By Dustin Cabeal
Umami is one of the most delightful comics I’ve read all year. The storytelling has a strong manga influence, but not so much that a non-manga reader would be turned away from the structure and style. Because it’s embracing both styles though, there is something incredibly pure about it. Something that resonates because it’s a comic, trying to be a comic and nothing more.
In the last several years of comics, there has been a trend of creating comics as this weird backdoor into movies. Stories have become more cinematic in structure, production, and design. While this is fun and entertaining at times, something purely comic related was lost. For me personally, so many stories have read like Hollywood pitches instead of comics that it’s become extremely difficult to enjoy and digest the medium that I love.
When comics like Umami come around and have a laser focus on their craft, it makes it shine so much brighter than other titles. Simply put, I would take this single issue of Umami over 80% of the creator-owned/self-published titles I have read this year.
The story takes place in a fantasy world with a bit of modernism, but also some medievalism. For instance, there’s giant birds and special cookbooks, but then also refined culinary skills. The story introduces us to our first character, a little girl looking for salt. She’s searched everywhere and found none, but everyone has stated that the Capital would be the place to check. Now, this little girl has made the perilous journey on her own until she runs into the second main character. She helps her get her special cookbook back from the previously mentioned giant bird, and they end up heading to the Capital together.
You’re probably like, “Hey, jerk, learn the character’s names!” Well, usually you’d be right because unless the character is worth a shit I don’t learn their names, but this time there’s an actual reason for me not using their names. Maybe in the second issue review.

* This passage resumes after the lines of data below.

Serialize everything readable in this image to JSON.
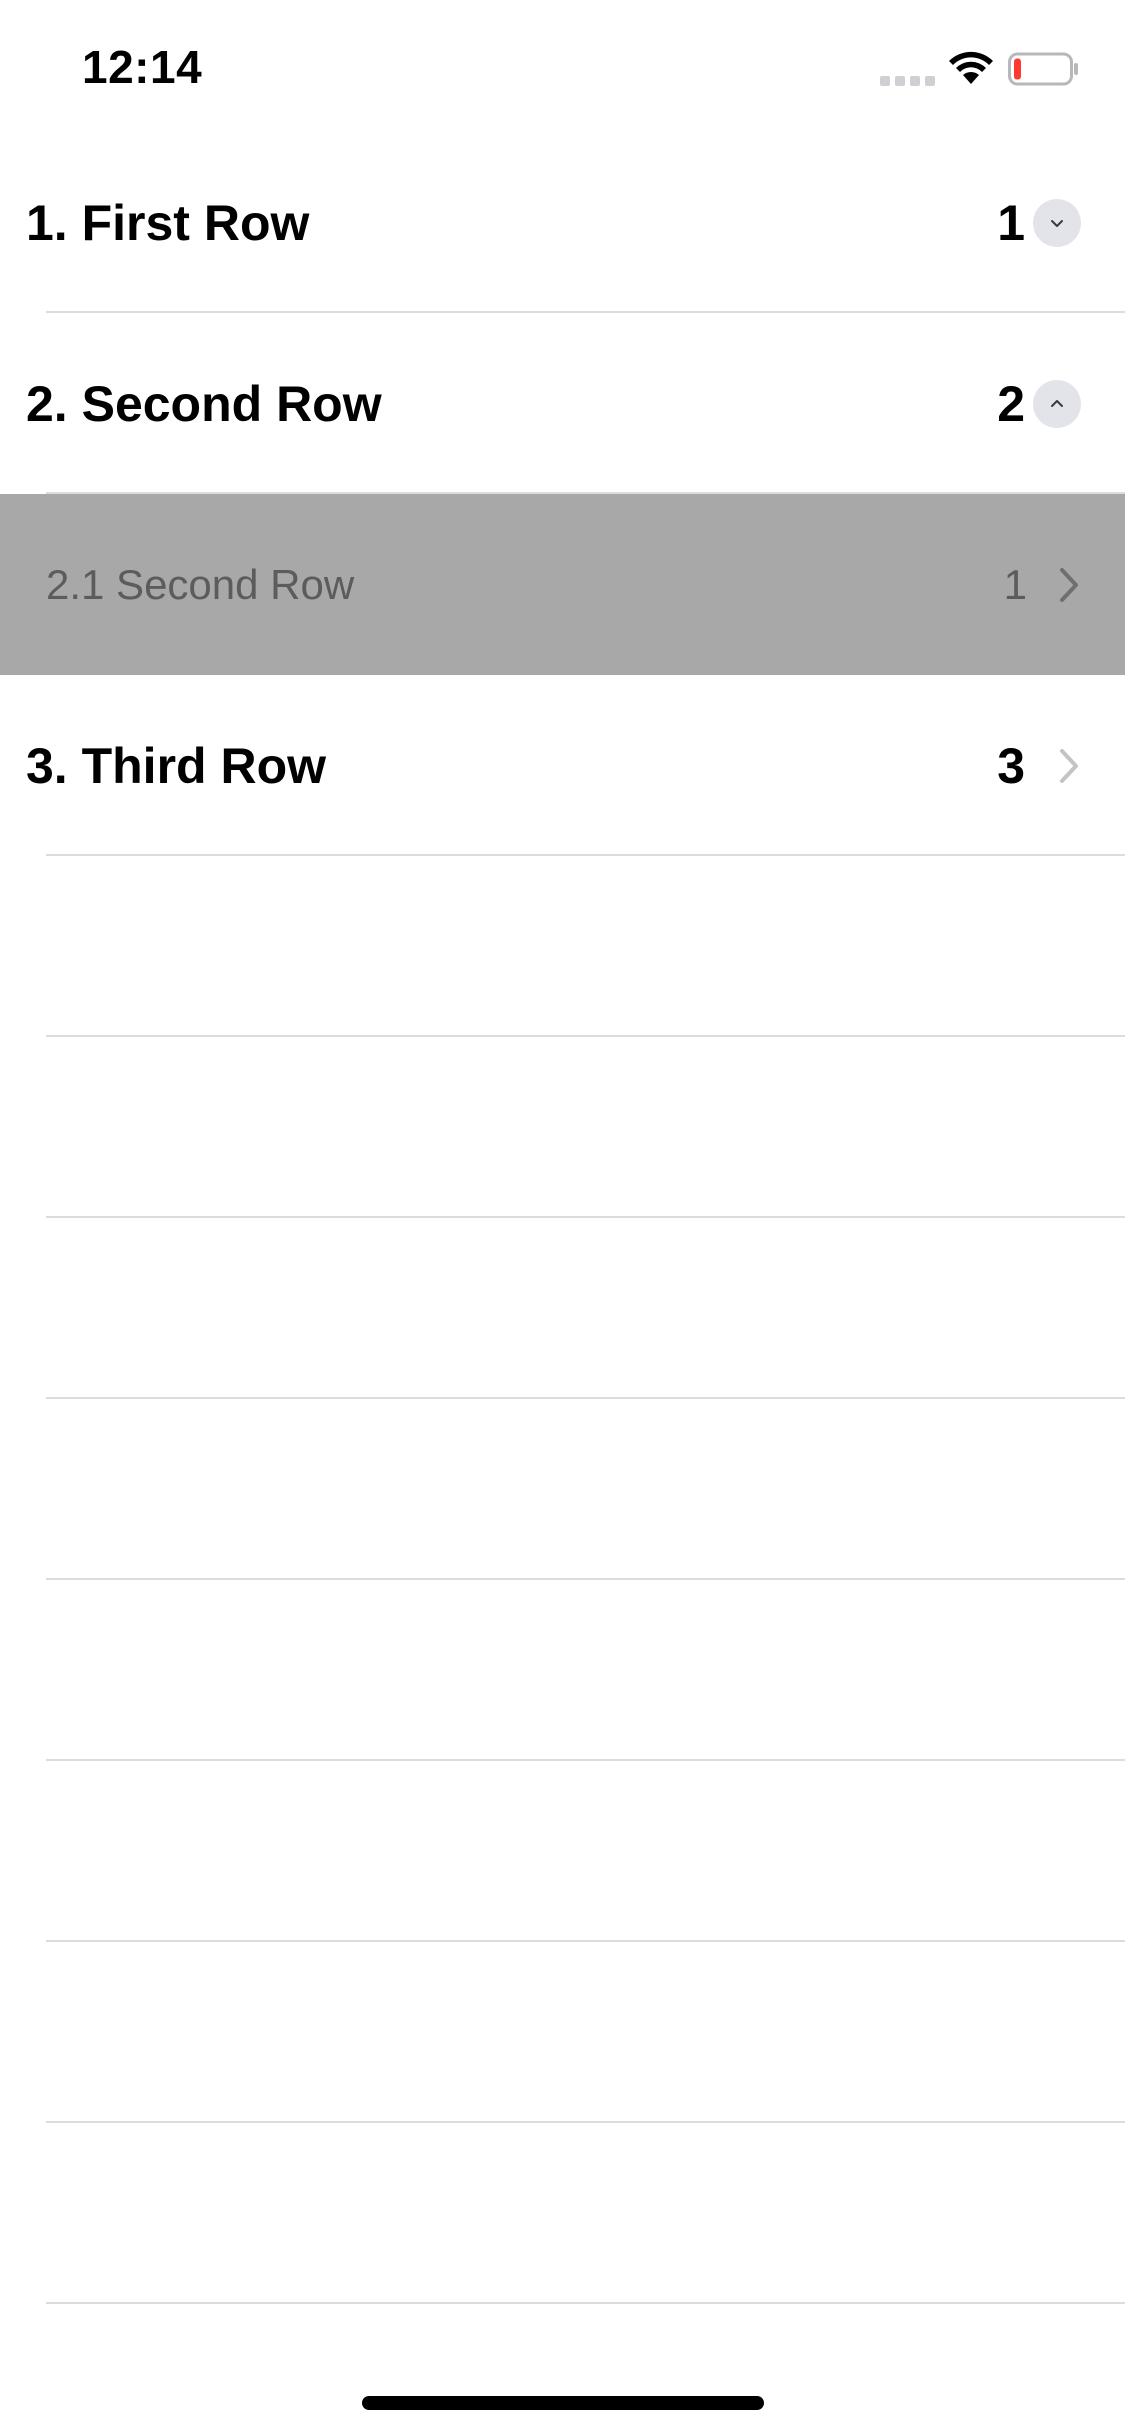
{
  "status_bar": {
    "time": "12:14"
  },
  "rows": [
    {
      "title": "1. First Row",
      "count": "1",
      "accessory": "chevron-down-circle"
    },
    {
      "title": "2. Second Row",
      "count": "2",
      "accessory": "chevron-up-circle"
    },
    {
      "title": "2.1 Second Row",
      "count": "1",
      "accessory": "chevron-right",
      "highlighted": true
    },
    {
      "title": "3. Third Row",
      "count": "3",
      "accessory": "chevron-right"
    }
  ],
  "colors": {
    "highlight_row_background": "#a8a8a8",
    "separator": "#dcdcdf",
    "disclosure_circle": "#e3e3ea",
    "battery_low": "#ff3b30"
  },
  "battery_level_percent": 10
}
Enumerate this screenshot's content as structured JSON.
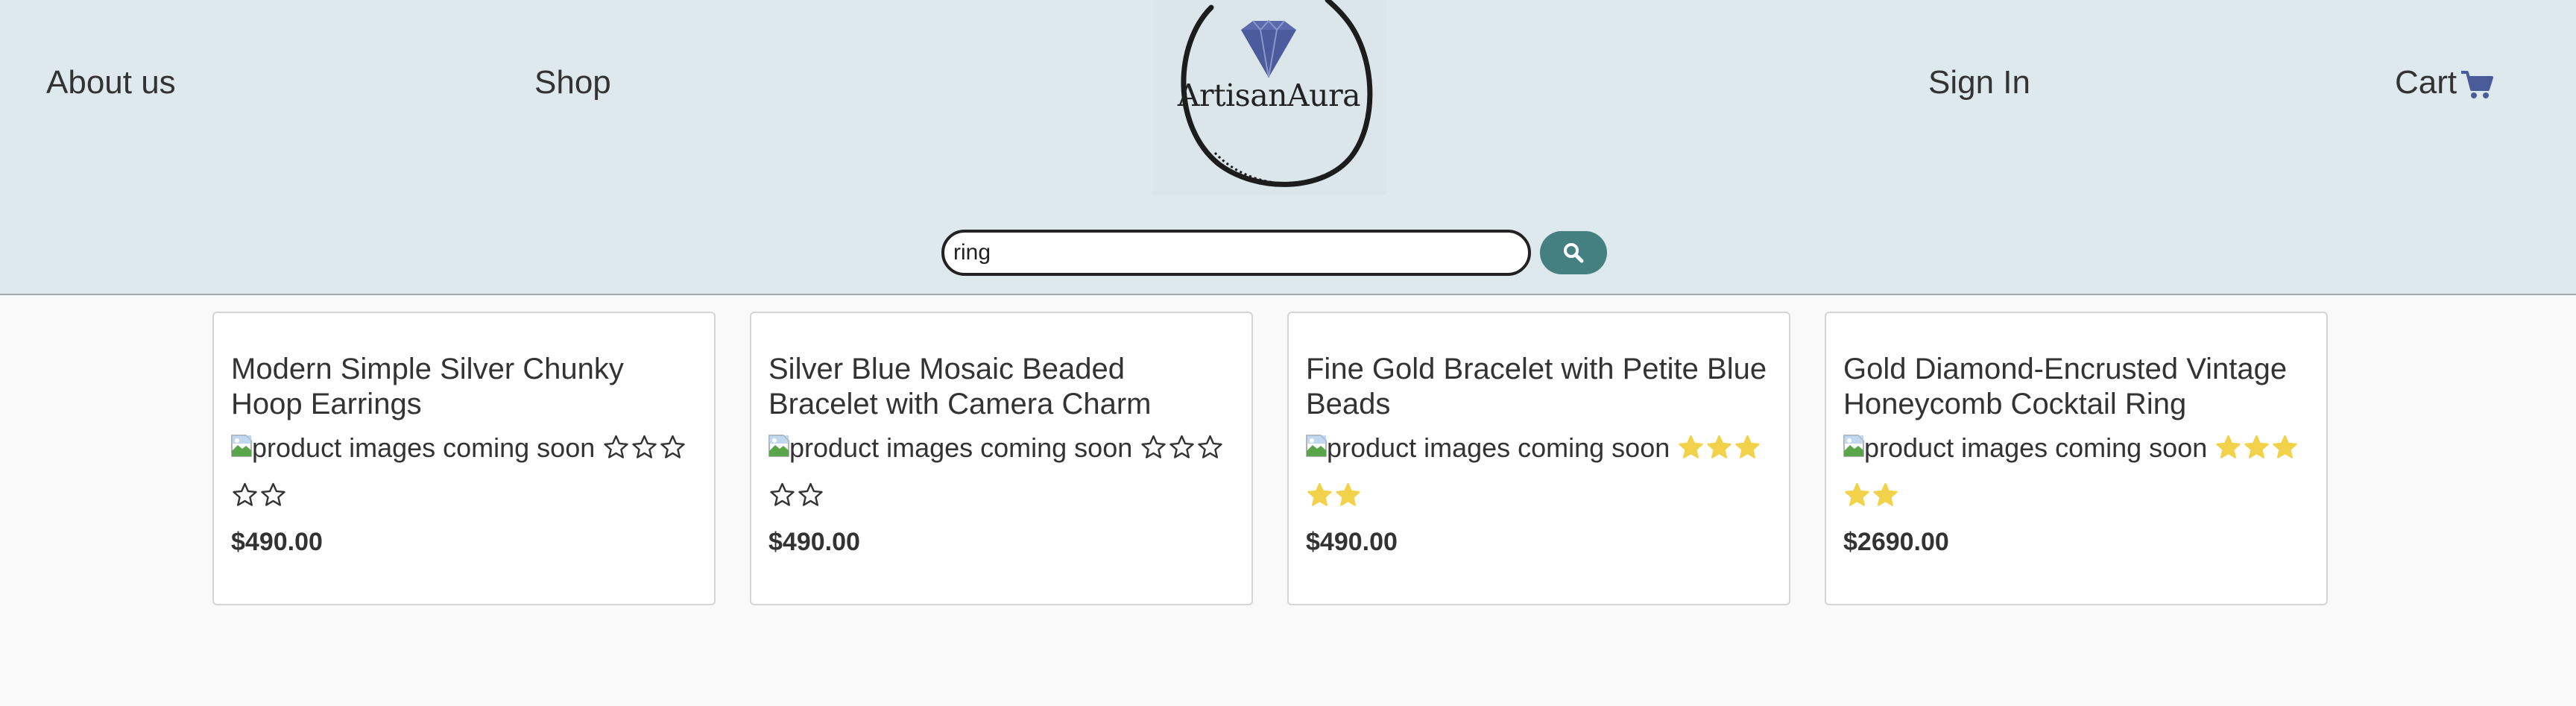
{
  "nav": {
    "about": "About us",
    "shop": "Shop",
    "signin": "Sign In",
    "cart": "Cart"
  },
  "brand": {
    "name": "ArtisanAura",
    "accent": "#5060a0"
  },
  "search": {
    "value": "ring",
    "button_icon": "search-icon"
  },
  "colors": {
    "header_bg": "#dde9ec",
    "search_button": "#44807f",
    "star_filled": "#f2d24b",
    "cart_icon": "#4a5b9a"
  },
  "products": [
    {
      "title": "Modern Simple Silver Chunky Hoop Earrings",
      "image_alt": "product images coming soon",
      "rating": 0,
      "max_rating": 5,
      "price": "$490.00"
    },
    {
      "title": "Silver Blue Mosaic Beaded Bracelet with Camera Charm",
      "image_alt": "product images coming soon",
      "rating": 0,
      "max_rating": 5,
      "price": "$490.00"
    },
    {
      "title": "Fine Gold Bracelet with Petite Blue Beads",
      "image_alt": "product images coming soon",
      "rating": 5,
      "max_rating": 5,
      "price": "$490.00"
    },
    {
      "title": "Gold Diamond-Encrusted Vintage Honeycomb Cocktail Ring",
      "image_alt": "product images coming soon",
      "rating": 5,
      "max_rating": 5,
      "price": "$2690.00"
    }
  ]
}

Ken Niimura is one of those storytellers that understand when to reign in the dialogue and when to let it lose. Personally, I will always favor artist/writer combos over any other creative team because nothing gets lost in translation when it’s just one person. It’s rare that a story is overwritten or that the art isn’t trusted to get the job done. Niimura’s dialogue is on the nose; it gives each character a personality even if we’re never to see that character again.
The art is in all black and white, and while I was shocked to see that it was that way, I wasn’t disappointed. I’ve just come to expect Panel Syndicate titles to be fully colored and with the colored cover, well, I fooled myself. The art is beautiful. The panel choices are intelligent and move the story forward at the perfect pace. The details are light, but important when there.
I only paid a buck for this issue, because like all Panel Syndicate titles it’s “pay what you want.” I will likely pay more for the second issue because this first issue was quite the read. Support it if you think it sounds good, I’m glad I gave it what I could, and I hope that it gets a lot of support and becomes Panel Syndicates next big book. I would like to see them do more titles, but it seems like that’s slowed down since their first book. Umami though stands out in many wonderful positive ways, and I will be anxiously awaiting the next issue.